Are foreign buyers to blame for housing crisis?

I reckon this is more politics than policy.

Peter Dutton recently proposed a two-year ban on foreigners buying property, as a way to help affordability for locals.

The general sense was that foreign buying was just too small of a share of total buying to make all that much difference, especially since, at least technically, foreigners aren’t allowed to buy existing property and have to buy new property.  (In practice, it’s a different matter.)

But foreign demand does have to have some impact. And even if it’s only 5% of the market, 5% is still 5%, and does make a difference at the margin.

I mean, it’s certainly not going to drop house prices by 50%, but maybe it helps a little (although any impact will probably be swamped by other market forces.)

But it comes at an interesting time, because we’re getting mixed signals about the state of foreign demand.

The Australian was running a piece the other day that said Chinese buyers in particular are selling up shop, especially in Queensland.

According to Mike Zhang, an agent on the Gold Coast who specializes in real estate transactions for Chinese customers, many Chinese people are currently in a desperate attempt to sell their pieces of Queensland.
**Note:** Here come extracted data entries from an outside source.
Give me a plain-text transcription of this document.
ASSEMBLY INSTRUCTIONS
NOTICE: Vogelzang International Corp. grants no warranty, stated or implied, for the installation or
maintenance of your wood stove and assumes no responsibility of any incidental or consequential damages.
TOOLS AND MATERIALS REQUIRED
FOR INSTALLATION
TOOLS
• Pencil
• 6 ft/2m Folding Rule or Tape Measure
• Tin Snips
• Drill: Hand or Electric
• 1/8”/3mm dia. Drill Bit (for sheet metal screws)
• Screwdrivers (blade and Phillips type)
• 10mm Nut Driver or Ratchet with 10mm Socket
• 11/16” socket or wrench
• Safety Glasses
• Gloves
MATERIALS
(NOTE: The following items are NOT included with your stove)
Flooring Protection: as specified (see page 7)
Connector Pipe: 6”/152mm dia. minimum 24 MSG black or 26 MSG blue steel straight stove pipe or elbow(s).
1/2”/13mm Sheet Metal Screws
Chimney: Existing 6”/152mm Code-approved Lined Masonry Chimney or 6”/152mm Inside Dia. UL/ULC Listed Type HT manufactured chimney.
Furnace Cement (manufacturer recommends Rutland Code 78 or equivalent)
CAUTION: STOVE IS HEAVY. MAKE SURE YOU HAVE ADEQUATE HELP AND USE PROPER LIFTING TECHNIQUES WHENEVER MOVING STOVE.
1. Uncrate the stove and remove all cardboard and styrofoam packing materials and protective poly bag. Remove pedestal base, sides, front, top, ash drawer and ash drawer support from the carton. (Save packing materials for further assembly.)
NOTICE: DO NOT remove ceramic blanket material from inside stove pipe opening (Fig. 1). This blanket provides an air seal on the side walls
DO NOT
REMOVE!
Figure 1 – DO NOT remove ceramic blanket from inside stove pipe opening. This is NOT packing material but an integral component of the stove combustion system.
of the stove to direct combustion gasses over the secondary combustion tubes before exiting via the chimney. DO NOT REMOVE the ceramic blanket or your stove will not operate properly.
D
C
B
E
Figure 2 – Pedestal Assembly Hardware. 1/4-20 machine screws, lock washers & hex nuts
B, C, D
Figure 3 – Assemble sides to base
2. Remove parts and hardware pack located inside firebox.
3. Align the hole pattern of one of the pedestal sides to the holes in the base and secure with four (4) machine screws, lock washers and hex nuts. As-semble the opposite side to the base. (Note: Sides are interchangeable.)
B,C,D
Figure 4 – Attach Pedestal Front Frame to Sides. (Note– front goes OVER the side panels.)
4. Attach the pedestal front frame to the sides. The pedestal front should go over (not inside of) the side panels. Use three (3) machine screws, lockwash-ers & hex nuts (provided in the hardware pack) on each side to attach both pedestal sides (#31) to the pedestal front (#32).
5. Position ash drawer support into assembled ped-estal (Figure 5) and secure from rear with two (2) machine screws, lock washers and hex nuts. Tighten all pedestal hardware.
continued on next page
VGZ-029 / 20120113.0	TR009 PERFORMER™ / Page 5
Troubled Chinese sellers are desperately trying to send money back to China in order to save their failing companies, causing a real estate “landslide.”

“The sell-off will continue as long as China’s economy has not recovered,” he asserts.

… As well, many members of the aspirational middle class in China have become distressed sellers as a result of stringent capital restrictions, increased state taxes on Australian property owned by foreigners, interest rate hikes in Australia, and the terrible health of most of the Chinese economy.

According to Peter Li, managing director of Plus Agency, his Sydney-based company continued “buying, buying, buying” for its Chinese clientele prior to the epidemic.

“We still service a lot of our Chinese clients.” “We are now assisting them in selling, selling, selling.”

This is anecdata, so it’s very hard to know what to make of it.

So far, the best data we have on foreign buying, from NAB’s quarterly survey, hasn’t shown much of a decrease in foreign interest, although maybe it’s starting to roll over a little.

But at the same time, PropTrack’s Overseas Search Report, shows that overseas search volumes to rent (+32%) and to buy (+20%) on realestate.com.au were much higher than the five-year average in April.

So maybe certain segments on the global community are starting to pull back their buying. But it doesn’t look like it’s having a huge net-impact so far. Maybe they’re just being replaced by other buying groups?

Anyway, at the end of the day, I expect this is just political pillow talk. I don’t think for a second that Dutton will actually ban foreign buying. It’s good sound-bytes, but I don’t reckon he’s serious.

So I can’t see it having any impact on the market.